The GDP and export growth of the country has registered significant growth in the past two decades, according to international organizations like the World Bank report. The export processing zones has played crucial role to gain these achievements.
It is also clearly observed that representatives’ of the authority are still eager to expand the contribution of investments more. The country has also targeted to expand the private and state owned zones to expand the generation and production of the industry sector by diversifying to other sectors besides the textile and garment industry.
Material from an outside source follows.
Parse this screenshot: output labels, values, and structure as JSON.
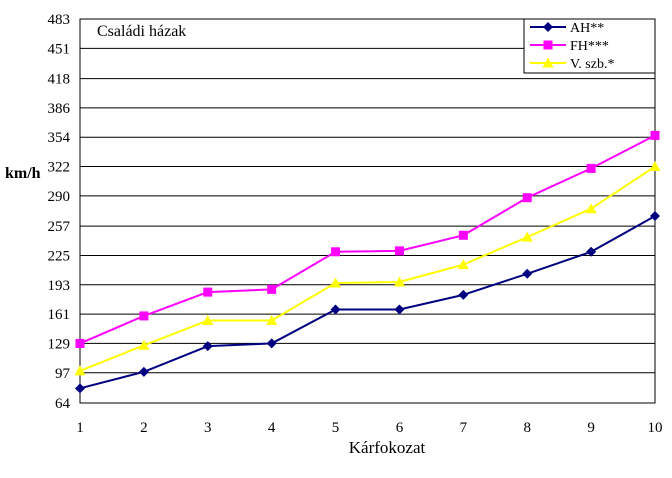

Abul Hassan Mahmood, Minister of Foreign Affairs of Bangladesh, told journalists that come from different countries, that the pharmaceutical sector is also the other upcoming industry in the country.
He said that the sector has registered significant growth in the past few years and even enable to entertain huge markets like the US. The sector actors said that the country has almost covered its demand from local sources except very little type of items. The pharmaceutical sector of the country can grow at 15 percent for the next five years riding on the expanded domestic market as well as new export frontiers, according research.
The pharma industry of Bangladesh meets 98 percent of the local demand and exports to more than 151 countries. The sector is also dominated by local investors, who cover 90 percent of the production in the country. In 1981, 75 percent of the medicine was imported by multinational companies.
According to officials of Square Pharmaceutical Limited, which is the biggest pharmaceutical company in Bangladesh, there are 267 companies in the country that are engaged on the production of the pharmaceutical sector. Out of the stated number 50 of them dominates 99 percent of the production.
Jute and jute goods are also the new promising industry for an export that generates close to USD one billion last year. Jute is a long, soft, shiny vegetable fiber that can be spun into coarse, strong threads. It is produced primarily from plants in the genus Corchorus.
Since the country grow 6 to 7 percent in the past two decades the economy registered significant changes that allowed joining the lower ladder middle income country lists with such huge population of 160 million.